O transporte de moto por aplicativo, prestado por plataformas como Uber e 99, surgiu como uma alternativa mais rápida e econômica do que o carro. Entretanto, desde sua criação, a modalidade enfrenta severas críticas, em especial a respeito da segurança tanto de motociclistas quanto de passageiros. Para mudar o cenário, a Câmara Municipal de Belo Horizonte (CMBH) aprovou, em segundo turno, na segunda-feira (15/12), o Projeto de Lei (PL) 19/2025, que agora segue para aval do prefeito Álvaro Damião (União Brasil). Para os aplicativos, proposta é “inovadora”. Clientes também aprovam, mas condutores de moto consideram o texto insuficiente.


Segundo o Observatório de Segurança Pública de Minas Gerais, da Secretaria de Estado de Justiça e Segurança Pública (Sejusp), no período de cinco anos, entre 2019 e 2024, o número de acidentes envolvendo motos cresceu 31%, passando de 15.487, em 2019, para 20.253 no ano passado. A considerar os sete primeiros meses deste ano, 2025 também deverá se encerrar com aumento de ocorrências. De acordo com os últimos dados disponíveis, até julho foram registrados 12.057 acidentes, contra os 11.672 no mesmo período de 2024.


Com esse pano de fundo, o objetivo do PL é melhorar a segurança, por meio do aumento da fiscalização do transporte de passageiros por moto e da oferta de pontos de descanso para os motociclistas, além de outras providências.


O designer Ramon Corrêa viu com bons olhos a aprovação do PL. Ele usa o serviço com frequência mas, por segurança, evita a modalidade em horário de pico ou para longas distâncias. “Acho que melhora a qualidade de vida e de trabalho dos motoristas. A gente acaba tendo uma troca com os motoristas durante a viagem e sabemos que em muitos casos eles não têm o mínimo de estrutura, um lugar de descanso, o que impacta o serviço”, avalia.


Corrêa elogiou também a obrigação dos aplicativos de arcar com os custos do seguro para os passageiros. Segundo ele, a iniciativa dá mais tranquilidade na eventualidade de um acidente. “É legal ver essa preocupação de BH. Não só em permitir o serviço de continuar, mas de regulamentar e criar alguns requisitos básicos, já que transporte de moto é um serviço essencial hoje em dia”, diz.


O PROJETO

De autoria do vereador Pablo Almeida (PL), o texto estipula que o motociclista precisa ter ao menos 21 anos de idade e ser habilitado na categoria há, no mínimo, dois anos para poder oferecer o serviço, assim como apresentar certidões negativas de antecedentes criminais.
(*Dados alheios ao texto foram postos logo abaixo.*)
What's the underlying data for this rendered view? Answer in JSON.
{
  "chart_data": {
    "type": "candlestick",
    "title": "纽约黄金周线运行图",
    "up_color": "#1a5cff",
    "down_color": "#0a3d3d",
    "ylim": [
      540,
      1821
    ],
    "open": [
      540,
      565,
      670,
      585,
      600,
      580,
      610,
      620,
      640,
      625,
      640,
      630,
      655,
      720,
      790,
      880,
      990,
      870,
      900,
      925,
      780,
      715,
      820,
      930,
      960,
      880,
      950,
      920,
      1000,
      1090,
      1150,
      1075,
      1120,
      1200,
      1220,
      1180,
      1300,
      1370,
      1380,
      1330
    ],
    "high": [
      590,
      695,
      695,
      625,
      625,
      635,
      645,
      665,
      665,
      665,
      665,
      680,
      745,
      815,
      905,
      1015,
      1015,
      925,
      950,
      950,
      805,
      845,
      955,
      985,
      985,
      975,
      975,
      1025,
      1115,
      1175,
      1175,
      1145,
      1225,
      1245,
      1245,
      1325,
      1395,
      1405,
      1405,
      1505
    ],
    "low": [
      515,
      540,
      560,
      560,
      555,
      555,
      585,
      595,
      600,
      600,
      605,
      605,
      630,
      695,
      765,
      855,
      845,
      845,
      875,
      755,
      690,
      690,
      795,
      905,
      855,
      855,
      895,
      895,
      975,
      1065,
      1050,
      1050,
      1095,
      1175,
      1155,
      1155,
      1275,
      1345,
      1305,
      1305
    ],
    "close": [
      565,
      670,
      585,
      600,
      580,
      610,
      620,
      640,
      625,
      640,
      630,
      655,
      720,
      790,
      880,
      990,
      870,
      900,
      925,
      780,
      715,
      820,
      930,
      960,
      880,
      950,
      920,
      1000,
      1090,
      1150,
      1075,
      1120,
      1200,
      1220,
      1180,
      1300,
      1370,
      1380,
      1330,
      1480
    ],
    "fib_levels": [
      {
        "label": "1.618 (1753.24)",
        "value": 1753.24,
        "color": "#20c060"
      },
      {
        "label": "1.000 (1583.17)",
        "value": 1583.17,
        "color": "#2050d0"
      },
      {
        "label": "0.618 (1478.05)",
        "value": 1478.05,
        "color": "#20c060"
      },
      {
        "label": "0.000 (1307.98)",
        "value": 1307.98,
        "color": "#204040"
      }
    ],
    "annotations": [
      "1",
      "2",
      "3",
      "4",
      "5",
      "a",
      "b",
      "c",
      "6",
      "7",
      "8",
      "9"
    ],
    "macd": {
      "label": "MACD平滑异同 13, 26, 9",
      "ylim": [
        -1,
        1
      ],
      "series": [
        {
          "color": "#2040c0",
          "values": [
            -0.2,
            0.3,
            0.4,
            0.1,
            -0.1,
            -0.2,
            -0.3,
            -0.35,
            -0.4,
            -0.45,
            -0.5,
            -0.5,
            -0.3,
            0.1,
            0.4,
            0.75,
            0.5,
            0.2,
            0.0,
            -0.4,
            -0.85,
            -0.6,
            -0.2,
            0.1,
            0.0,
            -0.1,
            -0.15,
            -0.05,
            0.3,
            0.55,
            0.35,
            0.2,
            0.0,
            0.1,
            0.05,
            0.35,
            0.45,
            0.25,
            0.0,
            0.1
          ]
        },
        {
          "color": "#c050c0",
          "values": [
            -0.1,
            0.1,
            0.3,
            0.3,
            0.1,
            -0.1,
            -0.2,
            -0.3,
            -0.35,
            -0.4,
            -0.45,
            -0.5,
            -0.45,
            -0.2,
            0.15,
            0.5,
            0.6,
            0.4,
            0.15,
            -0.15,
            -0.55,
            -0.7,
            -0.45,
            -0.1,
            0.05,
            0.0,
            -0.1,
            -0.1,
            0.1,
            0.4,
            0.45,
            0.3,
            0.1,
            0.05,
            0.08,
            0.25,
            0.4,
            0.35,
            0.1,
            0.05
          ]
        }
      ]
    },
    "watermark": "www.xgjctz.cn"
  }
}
O PL também torna obrigatório o uso de equipamentos de segurança, entre os quais colete reflexivo e aparador de linha de cerol, além do capacete. Já as motocicletas precisam estar legalmente regularizadas e com licenciamento válido.


As empresas, por sua vez, devem manter sistemas de monitoramento de velocidade e rastreamento em tempo real e fiscalizar o cumprimento de normas de segurança por parte dos condutores. Além disso, terão que disponibilizar treinamentos periódicos aos motociclistas, oferecer pontos de apoio – com banheiros e estrutura para descanso – e arcar com custos do seguro contra acidentes pessoais a passageiros.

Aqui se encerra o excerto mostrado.